Bild: An der Uhr drehen: Wirft die Union die Schuldenbremse über Bord?
Berlin taz | Bisher wirkte die künftige Finanzpolitik der Union wie eine
Quadratur des Kreises: CDU und CSU planen über die komplette
Soli-Abschaffung eine saftige Steuersenkung für Reiche. Sie wollen trotz
der immensen Verschuldung durch die Coronapandemie weiter investieren, aber
auch irgendwie die Schuldenbremse einhalten. Fachleuten schwante, dass das
schwer zusammenzubringen sein würde.
Doch nun, rechtzeitig vor dem Bundestagswahlkampf, gibt es einen
realistischeren Ansatz von Kanzleramtschef Helge Braun (CDU). Braun
skizzierte in einem Gastbeitrag für das Handelsblatt, wie er sich die
künftige Finanzpolitik vorstellt. Tenor: Die im Grundgesetz verankerte
Schuldenbremse soll befristet aufgeweicht – und Steuererhöhungen für Reiche
ausgeschlossen werden. „Die Schuldenbremse ist in den kommenden Jahren auch
bei ansonsten strenger Ausgabendisziplin nicht einzuhalten“, schrieb Braun.
Der Merkel-Vertraute schlug vor, eine Erholungsstrategie für die Wirtschaft
mit einer Grundgesetzänderung zu verbinden, „die begrenzt für die kommenden
Jahre einen verlässlichen degressiven Korridor für die Neuverschuldung
vorsieht und ein klares Datum für die Rückkehr zur Einhaltung der
Schuldenregel vorschreibt.“ Braun warb außerdem für den Verzicht auf
Steuererhöhungen und für die Begrenzung der Sozialversicherungsbeiträge bei
höchstens 40 Prozent des Bruttolohns.
Der Vorstoß aus dem Kanzleramt sorgte für eine heftige Diskussion innerhalb
der Union. Heftige Kritik kam aus der Bundestagsfraktion. Brauns Vorschlag
sei seine „persönliche Meinung“, sagte der haushaltspolitische Sprecher
Eckhardt Rehberg: „Die Unionsfraktion im Bundestag hält an der
Schuldenbremse im Grundgesetz fest.“ Solide Staatsfinanzen seien für die
Unionsfraktion nicht verhandelbar. Ähnlich äußerte sich der Chef der
CDU-Mittelstandsvereinigung, Carsten Linnemann.

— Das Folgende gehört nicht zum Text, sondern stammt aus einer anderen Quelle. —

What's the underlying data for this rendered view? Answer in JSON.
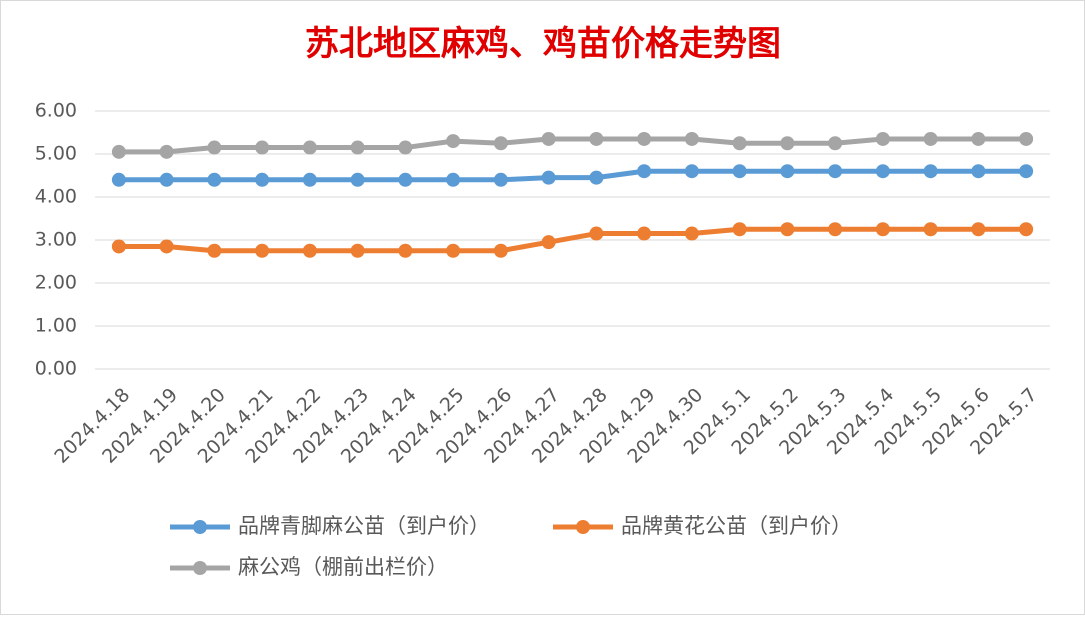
{
  "chart_data": {
    "type": "line",
    "title": "苏北地区麻鸡、鸡苗价格走势图",
    "categories": [
      "2024.4.18",
      "2024.4.19",
      "2024.4.20",
      "2024.4.21",
      "2024.4.22",
      "2024.4.23",
      "2024.4.24",
      "2024.4.25",
      "2024.4.26",
      "2024.4.27",
      "2024.4.28",
      "2024.4.29",
      "2024.4.30",
      "2024.5.1",
      "2024.5.2",
      "2024.5.3",
      "2024.5.4",
      "2024.5.5",
      "2024.5.6",
      "2024.5.7"
    ],
    "series": [
      {
        "name": "品牌青脚麻公苗（到户价）",
        "color": "#5b9bd5",
        "values": [
          4.4,
          4.4,
          4.4,
          4.4,
          4.4,
          4.4,
          4.4,
          4.4,
          4.4,
          4.45,
          4.45,
          4.6,
          4.6,
          4.6,
          4.6,
          4.6,
          4.6,
          4.6,
          4.6,
          4.6
        ]
      },
      {
        "name": "品牌黄花公苗（到户价）",
        "color": "#ed7d31",
        "values": [
          2.85,
          2.85,
          2.75,
          2.75,
          2.75,
          2.75,
          2.75,
          2.75,
          2.75,
          2.95,
          3.15,
          3.15,
          3.15,
          3.25,
          3.25,
          3.25,
          3.25,
          3.25,
          3.25,
          3.25
        ]
      },
      {
        "name": "麻公鸡（棚前出栏价）",
        "color": "#a5a5a5",
        "values": [
          5.05,
          5.05,
          5.15,
          5.15,
          5.15,
          5.15,
          5.15,
          5.3,
          5.25,
          5.35,
          5.35,
          5.35,
          5.35,
          5.25,
          5.25,
          5.25,
          5.35,
          5.35,
          5.35,
          5.35
        ]
      }
    ],
    "ylim": [
      0,
      6
    ],
    "yticks": [
      {
        "value": 0,
        "label": "0.00"
      },
      {
        "value": 1,
        "label": "1.00"
      },
      {
        "value": 2,
        "label": "2.00"
      },
      {
        "value": 3,
        "label": "3.00"
      },
      {
        "value": 4,
        "label": "4.00"
      },
      {
        "value": 5,
        "label": "5.00"
      },
      {
        "value": 6,
        "label": "6.00"
      }
    ],
    "grid": true
  }
}
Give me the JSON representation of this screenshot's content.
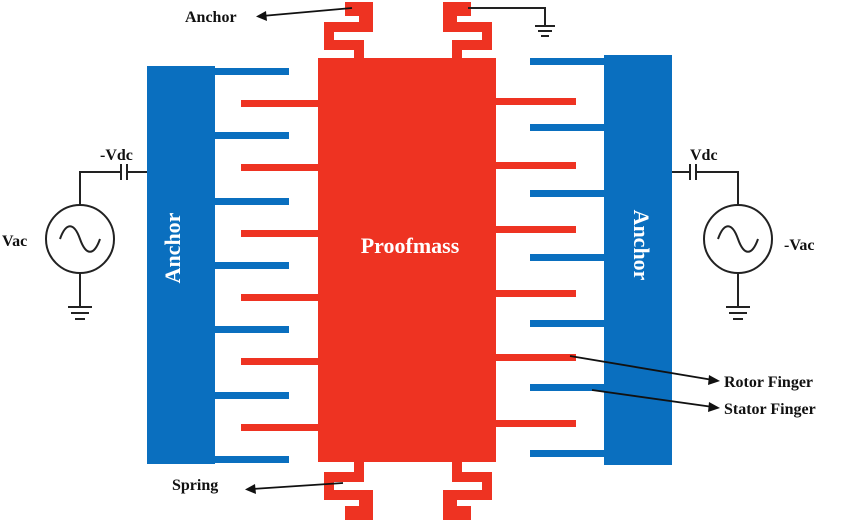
{
  "diagram": {
    "labels": {
      "proofmass": "Proofmass",
      "anchor_left": "Anchor",
      "anchor_right": "Anchor",
      "anchor_top": "Anchor",
      "spring": "Spring",
      "rotor_finger": "Rotor Finger",
      "stator_finger": "Stator Finger",
      "left_dc": "-Vdc",
      "left_ac": "Vac",
      "right_dc": "Vdc",
      "right_ac": "-Vac"
    },
    "colors": {
      "rotor": "#ee3322",
      "stator": "#0a6fbf",
      "wire": "#222222"
    }
  }
}
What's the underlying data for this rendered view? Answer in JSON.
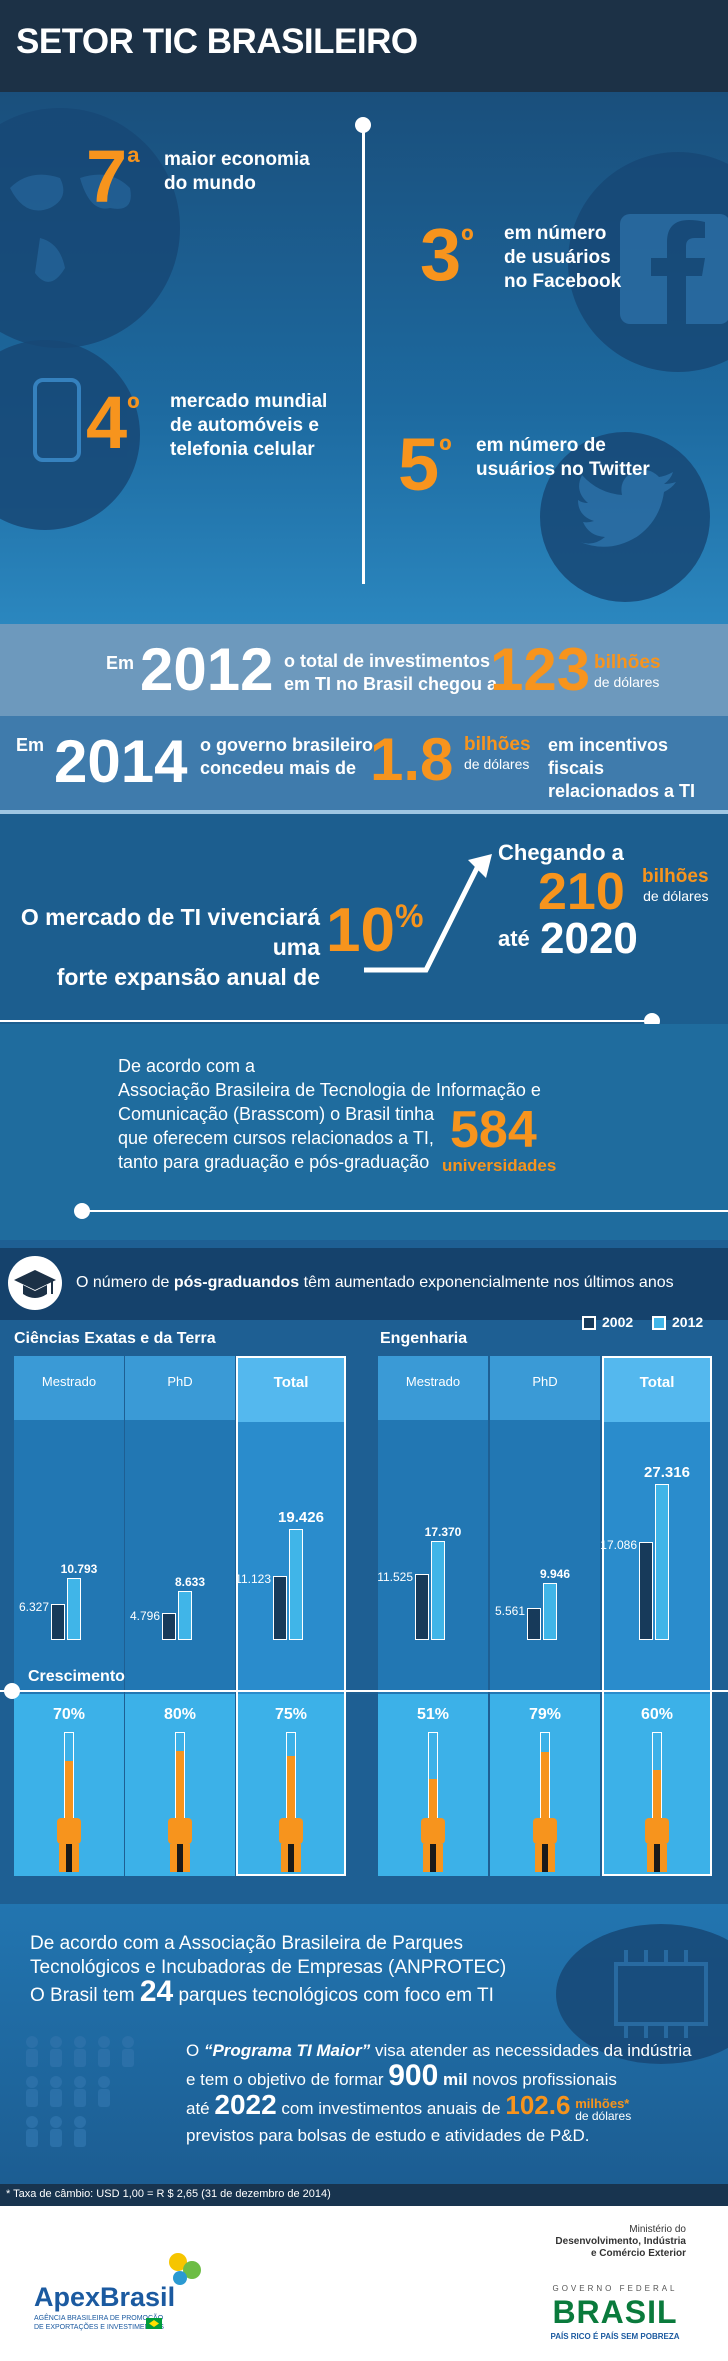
{
  "header": {
    "title": "SETOR TIC BRASILEIRO"
  },
  "hero": {
    "r1": {
      "num": "7",
      "sup": "ª",
      "text": [
        "maior  economia",
        "do  mundo"
      ]
    },
    "r2": {
      "num": "3",
      "sup": "º",
      "text": [
        "em número",
        "de usuários",
        "no Facebook"
      ]
    },
    "r3": {
      "num": "4",
      "sup": "º",
      "text": [
        "mercado mundial",
        "de automóveis e",
        "telefonia celular"
      ]
    },
    "r4": {
      "num": "5",
      "sup": "º",
      "text": [
        "em número de",
        "usuários no Twitter"
      ]
    }
  },
  "inv2012": {
    "em": "Em",
    "year": "2012",
    "text": [
      "o total de investimentos",
      "em TI no Brasil chegou a"
    ],
    "value": "123",
    "unit": "bilhões",
    "unit2": "de dólares"
  },
  "inv2014": {
    "em": "Em",
    "year": "2014",
    "text": [
      "o governo brasileiro",
      "concedeu mais de"
    ],
    "value": "1.8",
    "unit": "bilhões",
    "unit2": "de dólares",
    "tail": [
      "em incentivos fiscais",
      "relacionados a TI"
    ]
  },
  "growth": {
    "text": [
      "O mercado de TI vivenciará uma",
      "forte expansão anual de"
    ],
    "pct": "10",
    "pct_sym": "%",
    "chegando": "Chegando a",
    "value": "210",
    "unit": "bilhões",
    "unit2": "de dólares",
    "ate": "até",
    "year": "2020"
  },
  "brasscom": {
    "text": [
      "De acordo com a",
      "Associação Brasileira de Tecnologia de Informação e",
      "Comunicação (Brasscom) o Brasil tinha",
      "que oferecem cursos relacionados a TI,",
      "tanto para graduação e pós-graduação"
    ],
    "value": "584",
    "unit": "universidades"
  },
  "pos": {
    "pre": "O número de ",
    "bold": "pós-graduandos",
    "post": " têm aumentado exponencialmente nos últimos anos"
  },
  "legend": {
    "y1": "2002",
    "y2": "2012"
  },
  "groups": {
    "left": "Ciências Exatas e da Terra",
    "right": "Engenharia"
  },
  "crescimento": "Crescimento",
  "columns": [
    {
      "label": "Mestrado",
      "v2002": "6.327",
      "v2012": "10.793",
      "growth": "70%",
      "n2002": 6327,
      "n2012": 10793,
      "g": 0.7
    },
    {
      "label": "PhD",
      "v2002": "4.796",
      "v2012": "8.633",
      "growth": "80%",
      "n2002": 4796,
      "n2012": 8633,
      "g": 0.8
    },
    {
      "label": "Total",
      "v2002": "11.123",
      "v2012": "19.426",
      "growth": "75%",
      "n2002": 11123,
      "n2012": 19426,
      "g": 0.75
    },
    {
      "label": "Mestrado",
      "v2002": "11.525",
      "v2012": "17.370",
      "growth": "51%",
      "n2002": 11525,
      "n2012": 17370,
      "g": 0.51
    },
    {
      "label": "PhD",
      "v2002": "5.561",
      "v2012": "9.946",
      "growth": "79%",
      "n2002": 5561,
      "n2012": 9946,
      "g": 0.79
    },
    {
      "label": "Total",
      "v2002": "17.086",
      "v2012": "27.316",
      "growth": "60%",
      "n2002": 17086,
      "n2012": 27316,
      "g": 0.6
    }
  ],
  "anprotec": {
    "l1": "De acordo com a Associação Brasileira de Parques",
    "l2": "Tecnológicos e Incubadoras de Empresas (ANPROTEC)",
    "l3a": "O Brasil tem",
    "num": "24",
    "l3b": "parques tecnológicos com foco em TI"
  },
  "programa": {
    "o": "O",
    "name": "“Programa TI Maior”",
    "l1": "visa atender as necessidades da indústria",
    "l2a": "e tem o objetivo de formar",
    "num": "900",
    "mil": "mil",
    "l2b": "novos profissionais",
    "ate": "até",
    "year": "2022",
    "l3": "com investimentos anuais de",
    "value": "102.6",
    "unit": "milhões*",
    "unit2": "de dólares",
    "l4": "previstos para bolsas de estudo e atividades de P&D."
  },
  "footnote": "* Taxa de câmbio: USD 1,00 = R $ 2,65 (31 de dezembro de 2014)",
  "footer": {
    "apex": "ApexBrasil",
    "apex_sub": [
      "AGÊNCIA BRASILEIRA DE PROMOÇÃO",
      "DE EXPORTAÇÕES E INVESTIMENTOS"
    ],
    "ministry": [
      "Ministério do",
      "Desenvolvimento, Indústria",
      "e Comércio Exterior"
    ],
    "gov": "GOVERNO FEDERAL",
    "brasil": "BRASIL",
    "slogan": "PAÍS RICO É PAÍS SEM POBREZA"
  }
}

## Vorgeschmack auf schwarz-grün?
Bei CSU-Chef Markus Söder, der beim Wahlkampfkurs ein gewichtiges Wort
mitzureden hat, lohnte es sich, genau auf die Formulierung zu achten. „Das
wäre ein falsches Signal“, sagte Bayerns Ministerpräsident. „Wir sehen ein
dauerhaftes Aussetzen der Schuldenbremse sehr skeptisch.“ Aber: Von einem
„dauerhaften“ Aussetzen der Schuldenbremse war bei Braun nirgendwo die
Rede. Söder öffnete also bereits eine kleine Tür.
Der Koalitionspartner signalisierte Gesprächsbereitschaft. Der Vorschlag
mache deutlich, dass die bisherigen Aussagen zur Finanz- und
Haushaltspolitik aus der Union „nicht haltbar“ seien, sagte
SPD-Fraktionsgeschäftsführer Carsten Schneider der taz. „Zu Gesprächen üb…

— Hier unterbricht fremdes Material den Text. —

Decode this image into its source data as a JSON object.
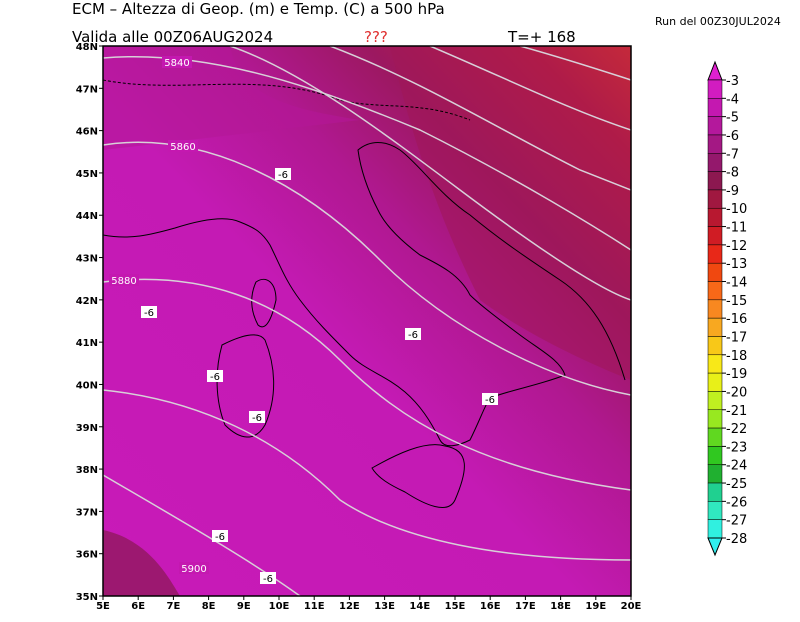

eine zukunftsorientierte Reform der verfassungsrechtlichen Schuldenregel
ist die SPD bereit.“ Allerdings müsse die CDU klären, ob der Vorstoß aus
dem Kanzleramt nur ein medialer Testballon gewesen oder zumindest mit dem
neuen CDU-Vorsitzenden Laschet abgestimmt sei.
Auch unter ÖkonomInnen sorgte der Vorschlag für eine muntere Debatte.
„Damit würde die Union den Markenkern solider Haushaltspolitik aufgeben“,
twitterte Lars Feld, der Chef der so genannten Wirtschaftsweisen. Marcel
Fratzscher hingegen, der Präsident des Deutschen Institutes für
Wirtschaftsforschung (DIW), lobte den Vorschlag als „richtig und
konsequent“. Die wirtschaftliche Erholung, Zukunftsinvestitionen in
Klimaschutz, die digitale Transformation und stabile Sozialsysteme sollten
Vorrang vor der Schuldenbremse haben, so Fratzscher.
Falls sich Brauns Position in der Union durchsetzt, wäre auch schon eine
Kompromisslinie in der Finanzpolitik für eine [1][schwarz-grüne Koalition]
beschrieben. Die Grünen wollen die Schuldenbremse lockern und mit einer
Investitionsregel verbinden. „Spannend, die ideologische Front bei der
Union bröckelt“, kommentierte Grünen-Haushälter Sven-Christian Kindler die
Debatte. Allerdings fordern die Grünen Mehrbelastungen für Reiche, etwa
über eine Vermögensteuer – Konfliktstoff bliebe also genug.
Die Angelegenheit ist auch ein Hinweis darauf, wer in der Union die Hosen
an hat. Es ist sehr wahrscheinlich, dass die Bundeskanzlerin in den Vorstoß
ihres Vertrauten eingeweiht war. [2][Armin Laschet, der neue CDU-Chef],
aber wohl eher nicht – wie es der Sozialdemokrat Schneider schon vermutete.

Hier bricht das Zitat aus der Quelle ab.